Search giant Google Inc. announced today that it has purchased reCaptcha, a company that began as a research project at Carnegie Mellon University. ReCaptcha develops online word puzzles to serve both as Web-site security and to help digitize printed text, and Google says it will use it in projects like Google Books and Google News Archive Search.

The Carnegie Mellon researchers began their reCaptcha project in 2007 in the hope of killing two birds with one stone. The method takes the distorted word puzzles aimed at keeping hackers and spambots from logging into Web pages, and turns them into micro-archiving machines.

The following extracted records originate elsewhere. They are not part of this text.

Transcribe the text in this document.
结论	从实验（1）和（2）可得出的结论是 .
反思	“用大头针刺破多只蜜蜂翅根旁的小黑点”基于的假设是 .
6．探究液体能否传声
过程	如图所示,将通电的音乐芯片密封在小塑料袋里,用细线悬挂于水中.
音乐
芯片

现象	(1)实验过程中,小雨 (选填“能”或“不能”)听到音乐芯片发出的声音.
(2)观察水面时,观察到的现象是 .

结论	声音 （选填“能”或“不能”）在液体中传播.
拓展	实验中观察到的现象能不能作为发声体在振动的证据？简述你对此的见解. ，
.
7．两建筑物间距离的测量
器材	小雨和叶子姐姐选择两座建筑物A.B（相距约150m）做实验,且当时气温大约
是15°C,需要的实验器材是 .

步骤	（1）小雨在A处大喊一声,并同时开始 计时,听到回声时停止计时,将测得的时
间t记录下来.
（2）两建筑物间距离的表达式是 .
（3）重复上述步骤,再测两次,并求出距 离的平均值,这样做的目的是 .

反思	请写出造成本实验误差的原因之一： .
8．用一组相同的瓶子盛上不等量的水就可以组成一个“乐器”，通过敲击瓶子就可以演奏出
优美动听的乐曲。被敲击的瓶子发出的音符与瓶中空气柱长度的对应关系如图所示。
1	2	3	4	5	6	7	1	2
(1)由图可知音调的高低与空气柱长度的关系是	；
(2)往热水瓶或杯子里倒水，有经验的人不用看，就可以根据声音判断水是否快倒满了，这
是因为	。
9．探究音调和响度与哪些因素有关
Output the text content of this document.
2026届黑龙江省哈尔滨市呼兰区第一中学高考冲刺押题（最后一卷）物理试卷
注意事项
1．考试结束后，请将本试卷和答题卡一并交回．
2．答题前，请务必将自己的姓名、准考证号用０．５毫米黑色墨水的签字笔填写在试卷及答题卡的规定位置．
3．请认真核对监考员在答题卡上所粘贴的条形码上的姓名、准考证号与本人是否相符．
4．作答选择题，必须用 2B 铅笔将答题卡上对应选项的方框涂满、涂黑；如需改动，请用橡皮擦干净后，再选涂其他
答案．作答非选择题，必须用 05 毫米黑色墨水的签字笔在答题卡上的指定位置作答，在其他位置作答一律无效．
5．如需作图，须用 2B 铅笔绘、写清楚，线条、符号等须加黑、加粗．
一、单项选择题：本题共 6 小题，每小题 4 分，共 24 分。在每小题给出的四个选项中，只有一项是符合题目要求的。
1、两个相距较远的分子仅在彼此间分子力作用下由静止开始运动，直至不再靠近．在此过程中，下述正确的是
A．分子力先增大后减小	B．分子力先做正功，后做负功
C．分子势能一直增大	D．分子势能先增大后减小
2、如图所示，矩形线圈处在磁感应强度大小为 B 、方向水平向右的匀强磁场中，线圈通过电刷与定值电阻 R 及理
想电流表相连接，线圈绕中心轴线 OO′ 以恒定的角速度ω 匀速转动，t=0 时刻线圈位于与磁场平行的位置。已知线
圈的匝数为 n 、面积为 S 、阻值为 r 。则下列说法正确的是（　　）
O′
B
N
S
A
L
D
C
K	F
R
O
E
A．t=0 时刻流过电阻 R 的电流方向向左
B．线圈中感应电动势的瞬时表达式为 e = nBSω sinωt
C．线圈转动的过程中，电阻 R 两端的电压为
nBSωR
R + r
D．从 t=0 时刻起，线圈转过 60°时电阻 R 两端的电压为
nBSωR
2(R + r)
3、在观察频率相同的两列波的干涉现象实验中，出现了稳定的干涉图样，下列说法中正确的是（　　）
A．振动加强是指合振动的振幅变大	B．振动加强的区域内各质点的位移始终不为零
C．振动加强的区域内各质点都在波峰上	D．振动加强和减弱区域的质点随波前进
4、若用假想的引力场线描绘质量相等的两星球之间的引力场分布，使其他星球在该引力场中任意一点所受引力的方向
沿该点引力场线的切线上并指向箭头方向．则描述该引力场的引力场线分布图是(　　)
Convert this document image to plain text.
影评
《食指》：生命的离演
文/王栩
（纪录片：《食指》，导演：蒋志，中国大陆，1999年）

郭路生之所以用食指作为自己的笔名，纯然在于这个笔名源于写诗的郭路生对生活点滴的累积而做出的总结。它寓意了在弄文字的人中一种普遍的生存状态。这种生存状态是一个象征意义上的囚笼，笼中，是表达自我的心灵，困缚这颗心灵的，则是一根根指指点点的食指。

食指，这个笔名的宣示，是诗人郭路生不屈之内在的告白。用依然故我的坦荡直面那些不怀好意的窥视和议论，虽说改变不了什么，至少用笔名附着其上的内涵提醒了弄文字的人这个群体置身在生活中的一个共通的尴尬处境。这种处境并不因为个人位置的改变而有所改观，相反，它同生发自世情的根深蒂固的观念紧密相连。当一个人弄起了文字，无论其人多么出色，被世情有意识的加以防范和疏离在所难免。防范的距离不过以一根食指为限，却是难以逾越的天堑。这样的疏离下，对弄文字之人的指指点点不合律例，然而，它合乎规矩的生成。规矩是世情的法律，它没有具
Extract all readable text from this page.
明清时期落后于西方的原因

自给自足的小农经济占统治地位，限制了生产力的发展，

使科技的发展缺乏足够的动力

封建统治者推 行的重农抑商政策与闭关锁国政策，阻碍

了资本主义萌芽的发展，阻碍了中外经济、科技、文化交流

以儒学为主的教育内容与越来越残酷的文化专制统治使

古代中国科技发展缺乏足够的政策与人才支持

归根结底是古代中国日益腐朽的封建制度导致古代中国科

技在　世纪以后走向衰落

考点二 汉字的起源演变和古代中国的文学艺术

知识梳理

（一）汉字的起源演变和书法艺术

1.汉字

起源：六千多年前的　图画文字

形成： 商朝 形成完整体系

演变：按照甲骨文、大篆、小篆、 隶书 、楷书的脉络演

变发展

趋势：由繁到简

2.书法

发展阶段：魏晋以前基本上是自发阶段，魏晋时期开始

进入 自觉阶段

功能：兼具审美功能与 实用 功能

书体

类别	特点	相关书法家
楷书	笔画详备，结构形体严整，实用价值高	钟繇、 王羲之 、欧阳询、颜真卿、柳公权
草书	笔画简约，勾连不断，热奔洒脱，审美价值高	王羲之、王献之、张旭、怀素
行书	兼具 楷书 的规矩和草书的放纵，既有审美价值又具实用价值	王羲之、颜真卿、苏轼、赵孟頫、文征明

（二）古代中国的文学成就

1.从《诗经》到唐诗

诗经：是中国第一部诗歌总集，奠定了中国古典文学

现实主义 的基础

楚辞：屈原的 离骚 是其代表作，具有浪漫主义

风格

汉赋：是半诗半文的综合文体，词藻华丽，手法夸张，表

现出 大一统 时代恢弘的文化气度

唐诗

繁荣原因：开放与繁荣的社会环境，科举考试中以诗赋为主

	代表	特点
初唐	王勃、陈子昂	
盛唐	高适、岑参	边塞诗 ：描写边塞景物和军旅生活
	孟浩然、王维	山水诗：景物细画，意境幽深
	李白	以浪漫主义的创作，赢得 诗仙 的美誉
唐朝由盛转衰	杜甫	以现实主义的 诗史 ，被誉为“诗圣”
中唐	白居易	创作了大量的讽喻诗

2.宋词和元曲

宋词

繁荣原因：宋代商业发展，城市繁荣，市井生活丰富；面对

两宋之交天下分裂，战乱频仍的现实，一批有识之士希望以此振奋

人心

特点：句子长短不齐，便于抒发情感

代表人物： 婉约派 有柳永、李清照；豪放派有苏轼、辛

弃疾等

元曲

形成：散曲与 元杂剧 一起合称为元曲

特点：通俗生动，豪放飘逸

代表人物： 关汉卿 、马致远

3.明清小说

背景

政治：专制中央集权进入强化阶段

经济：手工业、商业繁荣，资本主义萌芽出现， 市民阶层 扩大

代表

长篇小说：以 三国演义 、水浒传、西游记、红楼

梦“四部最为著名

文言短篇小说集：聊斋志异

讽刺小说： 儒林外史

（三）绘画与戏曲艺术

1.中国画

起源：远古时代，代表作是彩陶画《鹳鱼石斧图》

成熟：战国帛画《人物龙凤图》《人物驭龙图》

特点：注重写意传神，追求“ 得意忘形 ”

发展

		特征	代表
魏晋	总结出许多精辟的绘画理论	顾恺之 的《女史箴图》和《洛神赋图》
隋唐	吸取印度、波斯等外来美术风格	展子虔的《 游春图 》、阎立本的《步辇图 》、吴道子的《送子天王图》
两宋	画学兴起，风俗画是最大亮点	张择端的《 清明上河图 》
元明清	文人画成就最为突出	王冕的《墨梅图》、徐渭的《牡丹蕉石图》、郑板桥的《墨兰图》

The project works with the understanding that one thing humans can still do better than computers is recognize text. Luis von Ahn, the computer scientist who created the technique along with his colleagues, realized this when he first invented the original Captcha (Completely Automated Public Turing Test to Tell Computers and Humans Apart) protection puzzles.

ReCaptcha puts the Captcha technique to use to actually label content in archives, by taking words that automatic book scanners can't decipher and presenting them to computer users to have them identify the words as they log in to Web sites.

Mr. von Ahn says that Google is a perfect fit because, among other reasons, "people often assumed the project was connected to Google" anyway.